Conspecific-context cues communication: vasopressin influences social behaviour of Richardson’s ground squirrels — ASN Events

Conspecific-context cues communication: vasopressin influences social behaviour of Richardson’s ground squirrels (#234)

Angela Freeman 1 , James Hare 2 , Gary Anderson 2 , Heather K Caldwell 1
  1. Kent State University, Kent, OH, United States
  2. University of Manitoba, Winnipeg, MB, Canada

In nearly every vertebrate taxa arginine vasopressin (Avp) and its homologues are known to modulate behaviour, thus providing an elegant system for comparative research. In rodents, Avp is best known for its modulation of social behaviour; in particular affiliative behaviours such as grooming, sniffing, and the formation of social bonds and memories. Recently, Avp has been found to affect social communication by modulating rodent pup ultrasonic vocalizations. This work has not been extended to other species, however, or to free-living individuals of any species. Richardson's ground squirrels (Urocitellus richardsonii) are free-living social rodents, in which alarm calling serves as a proximate manifestation of sociality. To test the hypothesis that Avp influences social communication, we implanted osmotic minipumps into wild Richardson's ground squirrels and administered Avp or saline intracerebroventricularly.

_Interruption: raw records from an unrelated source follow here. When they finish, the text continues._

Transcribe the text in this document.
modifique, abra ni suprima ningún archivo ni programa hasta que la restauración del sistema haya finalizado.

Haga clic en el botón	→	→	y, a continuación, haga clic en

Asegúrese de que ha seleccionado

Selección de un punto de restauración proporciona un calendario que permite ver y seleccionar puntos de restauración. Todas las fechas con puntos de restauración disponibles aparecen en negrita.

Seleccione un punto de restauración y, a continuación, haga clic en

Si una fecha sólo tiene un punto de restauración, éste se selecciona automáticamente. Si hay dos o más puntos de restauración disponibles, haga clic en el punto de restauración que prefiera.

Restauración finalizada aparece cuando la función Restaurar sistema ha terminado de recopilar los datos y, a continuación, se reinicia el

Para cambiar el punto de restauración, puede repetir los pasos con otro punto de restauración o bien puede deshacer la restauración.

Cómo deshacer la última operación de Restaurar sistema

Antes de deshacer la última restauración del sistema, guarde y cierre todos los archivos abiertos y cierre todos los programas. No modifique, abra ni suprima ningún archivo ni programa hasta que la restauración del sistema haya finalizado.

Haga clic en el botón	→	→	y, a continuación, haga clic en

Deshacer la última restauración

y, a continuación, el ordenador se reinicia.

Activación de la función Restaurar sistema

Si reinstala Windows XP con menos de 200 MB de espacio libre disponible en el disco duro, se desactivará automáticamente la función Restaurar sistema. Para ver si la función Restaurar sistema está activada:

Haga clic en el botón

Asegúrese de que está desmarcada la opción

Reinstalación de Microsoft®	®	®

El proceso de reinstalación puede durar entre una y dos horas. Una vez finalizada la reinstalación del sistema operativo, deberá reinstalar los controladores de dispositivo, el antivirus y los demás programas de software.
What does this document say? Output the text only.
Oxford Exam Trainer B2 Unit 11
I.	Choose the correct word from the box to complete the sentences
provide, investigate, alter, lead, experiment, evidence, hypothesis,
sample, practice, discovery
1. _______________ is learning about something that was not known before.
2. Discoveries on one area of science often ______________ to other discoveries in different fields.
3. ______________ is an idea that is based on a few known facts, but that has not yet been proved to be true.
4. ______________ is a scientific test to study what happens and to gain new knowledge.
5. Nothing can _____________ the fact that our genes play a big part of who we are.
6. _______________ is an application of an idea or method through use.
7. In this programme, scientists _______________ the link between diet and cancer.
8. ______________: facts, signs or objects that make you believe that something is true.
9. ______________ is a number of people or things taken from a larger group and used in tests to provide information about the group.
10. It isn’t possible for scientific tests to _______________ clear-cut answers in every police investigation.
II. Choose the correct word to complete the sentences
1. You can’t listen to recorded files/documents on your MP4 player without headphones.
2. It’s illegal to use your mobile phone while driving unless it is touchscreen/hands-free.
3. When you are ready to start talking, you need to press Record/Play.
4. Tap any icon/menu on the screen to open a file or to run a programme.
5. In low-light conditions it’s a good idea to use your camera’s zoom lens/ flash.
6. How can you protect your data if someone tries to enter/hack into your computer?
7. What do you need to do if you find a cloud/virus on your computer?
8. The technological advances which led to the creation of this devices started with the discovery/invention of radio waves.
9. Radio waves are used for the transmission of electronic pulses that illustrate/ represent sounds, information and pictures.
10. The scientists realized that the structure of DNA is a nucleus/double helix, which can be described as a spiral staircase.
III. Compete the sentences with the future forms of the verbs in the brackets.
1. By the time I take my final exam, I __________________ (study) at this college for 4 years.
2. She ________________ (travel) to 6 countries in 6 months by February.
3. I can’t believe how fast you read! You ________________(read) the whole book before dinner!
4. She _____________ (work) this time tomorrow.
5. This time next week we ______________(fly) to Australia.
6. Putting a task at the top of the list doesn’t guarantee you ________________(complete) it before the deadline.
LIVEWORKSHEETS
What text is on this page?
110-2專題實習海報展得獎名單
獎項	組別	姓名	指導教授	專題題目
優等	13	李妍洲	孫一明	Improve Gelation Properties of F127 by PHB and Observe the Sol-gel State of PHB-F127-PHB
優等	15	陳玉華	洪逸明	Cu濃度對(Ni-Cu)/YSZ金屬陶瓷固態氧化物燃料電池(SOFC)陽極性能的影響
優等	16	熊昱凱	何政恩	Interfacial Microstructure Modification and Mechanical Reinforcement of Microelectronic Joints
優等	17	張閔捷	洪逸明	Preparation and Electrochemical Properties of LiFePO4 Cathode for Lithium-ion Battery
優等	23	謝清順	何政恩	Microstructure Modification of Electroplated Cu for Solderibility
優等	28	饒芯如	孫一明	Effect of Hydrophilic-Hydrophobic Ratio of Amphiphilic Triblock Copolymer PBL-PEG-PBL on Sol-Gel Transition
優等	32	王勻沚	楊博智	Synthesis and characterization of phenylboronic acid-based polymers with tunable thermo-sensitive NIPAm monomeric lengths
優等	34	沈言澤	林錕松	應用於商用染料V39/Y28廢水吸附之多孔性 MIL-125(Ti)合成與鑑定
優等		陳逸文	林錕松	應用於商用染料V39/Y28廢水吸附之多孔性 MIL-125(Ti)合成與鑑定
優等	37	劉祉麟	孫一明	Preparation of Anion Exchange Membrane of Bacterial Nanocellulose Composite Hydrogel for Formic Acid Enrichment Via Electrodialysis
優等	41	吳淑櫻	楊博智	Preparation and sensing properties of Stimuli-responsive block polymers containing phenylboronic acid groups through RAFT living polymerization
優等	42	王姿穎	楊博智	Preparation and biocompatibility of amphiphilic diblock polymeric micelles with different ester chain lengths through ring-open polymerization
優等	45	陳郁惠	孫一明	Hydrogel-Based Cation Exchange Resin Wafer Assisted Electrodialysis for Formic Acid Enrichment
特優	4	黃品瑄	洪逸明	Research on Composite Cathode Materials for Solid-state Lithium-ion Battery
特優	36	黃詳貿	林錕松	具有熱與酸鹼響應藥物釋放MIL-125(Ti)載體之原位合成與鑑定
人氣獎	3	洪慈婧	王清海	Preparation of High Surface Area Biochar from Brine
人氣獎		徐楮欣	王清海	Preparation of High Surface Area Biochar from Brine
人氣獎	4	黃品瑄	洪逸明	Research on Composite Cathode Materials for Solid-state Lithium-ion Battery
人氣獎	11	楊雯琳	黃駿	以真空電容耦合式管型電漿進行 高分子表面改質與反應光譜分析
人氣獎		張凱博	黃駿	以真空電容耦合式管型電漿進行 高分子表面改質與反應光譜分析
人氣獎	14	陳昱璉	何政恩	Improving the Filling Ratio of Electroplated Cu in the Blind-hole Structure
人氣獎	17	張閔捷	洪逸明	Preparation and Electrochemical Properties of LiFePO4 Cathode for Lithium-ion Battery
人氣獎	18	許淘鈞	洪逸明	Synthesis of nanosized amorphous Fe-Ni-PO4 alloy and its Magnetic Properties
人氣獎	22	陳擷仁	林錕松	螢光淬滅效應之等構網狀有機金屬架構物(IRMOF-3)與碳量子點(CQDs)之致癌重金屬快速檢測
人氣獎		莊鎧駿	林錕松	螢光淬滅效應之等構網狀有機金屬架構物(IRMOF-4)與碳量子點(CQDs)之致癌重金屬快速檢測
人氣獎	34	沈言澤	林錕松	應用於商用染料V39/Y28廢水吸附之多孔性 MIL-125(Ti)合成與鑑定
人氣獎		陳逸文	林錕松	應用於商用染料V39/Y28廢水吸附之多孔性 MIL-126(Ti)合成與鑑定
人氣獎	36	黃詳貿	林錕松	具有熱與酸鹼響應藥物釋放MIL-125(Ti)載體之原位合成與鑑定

We then contrasted behaviour before and after Avp or saline administration using 3 assays: a general behaviour survey, a predator model presentation, and a social challenge experiment. While saline treatment had no effect, Avp treatment reduced aggression and increased antipredator vigilance and escape behaviour in males, but did not affect the subject’s propensity to emit an alarm call in response to a predator model. However, Avp-treated males increased alarm calling during social interactions during the social challenge. These context-specific effects (i.e. predator versus conspecific) on communication are interesting and mirror effects seen in olfaction experiments with lab models. Reductions in social aggression were, however, somewhat surprising, as previous studies of rodents reveal that Avp increases aggression; however, most of these experiments employed acute manipulations and were site-specific. Our findings may be attributable to the effects of Avp on other neural substrates or perhaps species-specific effects. Our discovery of Avp’s effects on vigilance in a social setting is particularly exciting and highlights Avp’s extensive influence on social behaviour.